Mit Herz und Verstand gegen Hänseleien. Deutschlandweites Schüler-Streitschlichter-Treffen in Marburg zum Thema Mobbing

Von Anke Bäumker, Dezember 2010

Zu schlichten gab es wenig beim zweiten Streitschlichterkongress für Schüler an Waldorfschulen in Marburg, dafür umso mehr zu lernen. Siebzig Jugendliche aus ganz Deutschland sowie zehn Erwachsene, Begleiter, Ausbilder an den Schulen und Vereinsmitglieder wollten sich zwei Tage lang austauschen, fortbilden und ihre Arbeit weiter entwickeln.

Viele der teilnehmenden Schülerinnen und Schüler hatten Mobbing beobachtet oder sogar im direkten Umfeld erfahren. Mobbing erschreckt und macht erstmal hilflos. Durch die Vorträge von Angelika Ludwig-Huber aus Karlsruhe und durch Übungen, die die Auswirkungen und gefühlten Ausweglosigkeiten in Mobbingsystemen deutlich nachvollziehbar machten, konnten wir erkennen, dass es nicht hilfreich ist, in Opfer-Täter-Kategorien zu denken. Die Bedürfnisse sind der Schlüssel zur Auflösung der Situation. Was bedeutet das konkret? Jeder Mensch hat elementare Bedürfnisse, zum Beispiel nach Aufmerksamkeit, nach Wirksamkeit, nach Wertschätzung. Wenn diese Bedürfnisse nicht erfüllt werden, wenn Menschen sich nicht gesehen, nicht geachtet fühlen, fangen sie an, an sich zu zweifeln und verlieren nach und nach ihre Selbstsicherheit. Das kann zu extremen Verhaltensweisen führen – und die sind nicht ge-prägt von besonnenen, souveränen Entscheidungen, sondern von Angst und Stress. Diese Angst engt das eigene Gefühlsleben und das Verhaltensrepertoire ein und verstellt den Blick für die Umwelt. Sich »tot stellen«, flüchten oder angreifen sind typische Angstreaktionen. Wenn man hinter die Kulissen schauen kann, wird man diese ungestillten Bedürfnisse finden. Nicht nur beim Mobbing-Geschädigten, sondern auch beim sogenannten Täter, der durch die Schikane auf schreckliche Art versucht, seine Bedürfnisse zu befriedigen.

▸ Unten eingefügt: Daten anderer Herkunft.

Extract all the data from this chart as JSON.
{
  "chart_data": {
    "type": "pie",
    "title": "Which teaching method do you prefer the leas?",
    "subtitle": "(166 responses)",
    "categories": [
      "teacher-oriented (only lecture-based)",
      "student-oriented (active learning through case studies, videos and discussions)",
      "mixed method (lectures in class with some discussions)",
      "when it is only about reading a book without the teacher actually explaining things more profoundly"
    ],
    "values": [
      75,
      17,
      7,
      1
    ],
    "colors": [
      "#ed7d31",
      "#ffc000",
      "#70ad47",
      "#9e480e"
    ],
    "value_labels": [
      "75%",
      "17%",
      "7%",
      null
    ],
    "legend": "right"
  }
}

Durch eine einfache, sinnvolle Abfolge von Schritten kann dieses Reaktionsmuster durchbrochen werden:

• offene Ohren und Augen für die Betroffenen. Es geht nicht um Sanktionen und Strafen, sondern darum, einen geschützten Rahmen zu bieten. Wer Mobbing erleidet, braucht sicheren Rückhalt ebenso wie derjenige, der mobbt. Allerdings: Zuhören heißt nicht zustimmen!

• Jede Form von Gewalt wird sofort unterbunden in Form einer klaren Ansage an den Ausübenden. Klarer Hinweis, dass man gemeinsam heraus finden will, was zu diesem Verhalten geführt hat.

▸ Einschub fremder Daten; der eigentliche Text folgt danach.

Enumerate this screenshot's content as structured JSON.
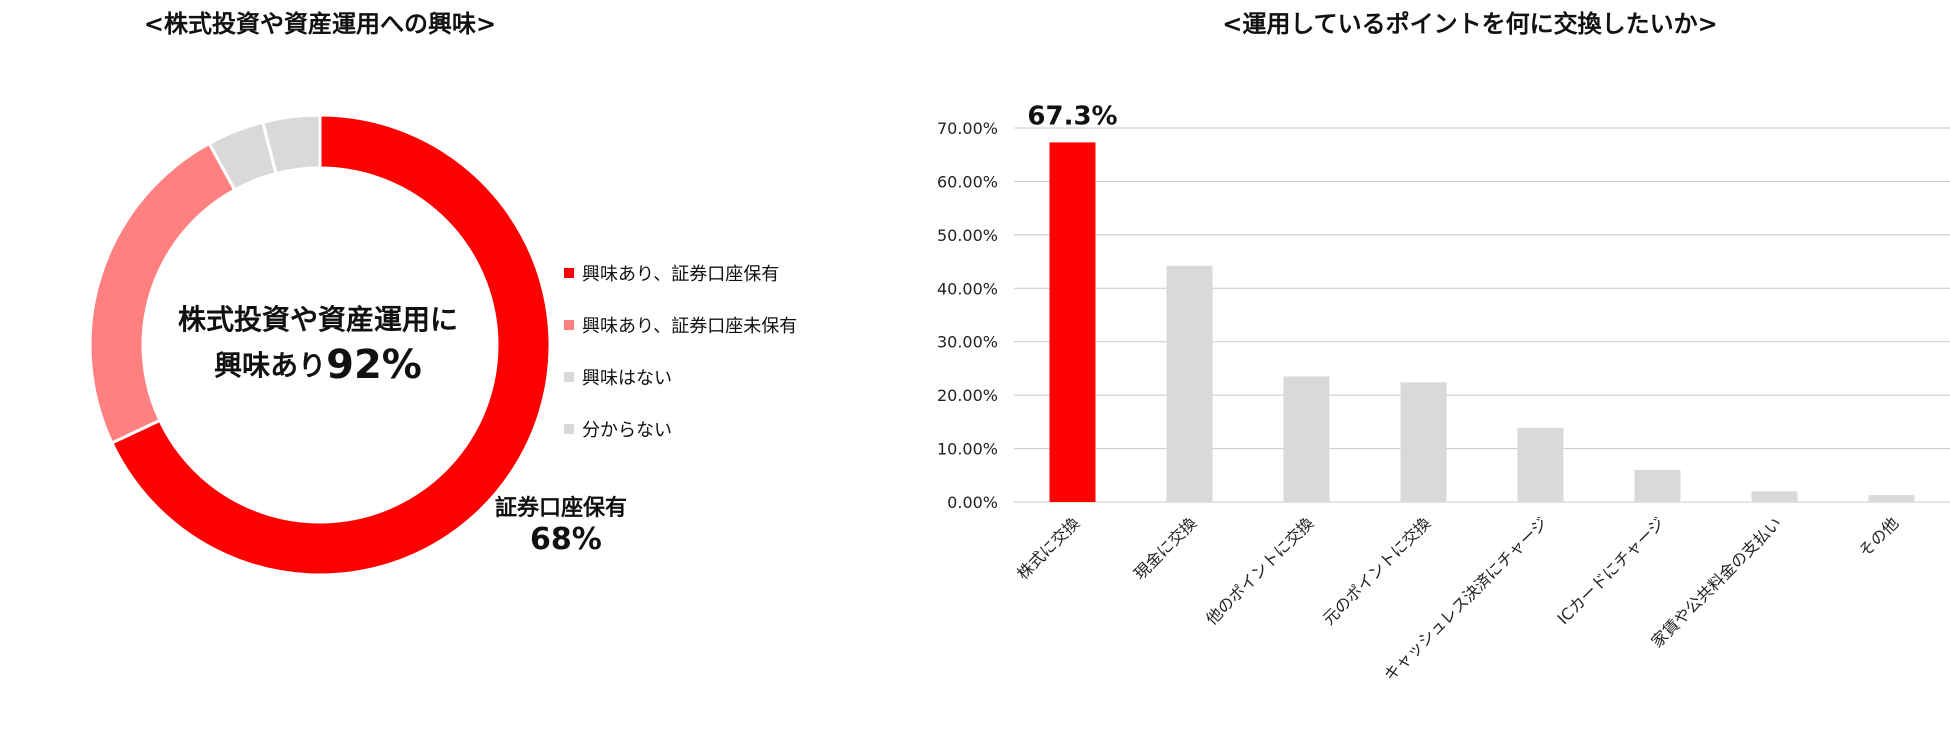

• Behutsame Auflösung eingefahrener Rollenmuster und Verstrickungen. Nichts in diesem Prozess darf ohne die Zustimmung desjenigen, der sich der Gewalt ausgesetzt sieht, geschehen. Er muss wissen, wo die Arbeit steht, um Vertrauen in den Prozess und absolute Sicherheit zu haben.

• Empathie fördern und gemeinsam lernen, die Situation neu zu gestalten.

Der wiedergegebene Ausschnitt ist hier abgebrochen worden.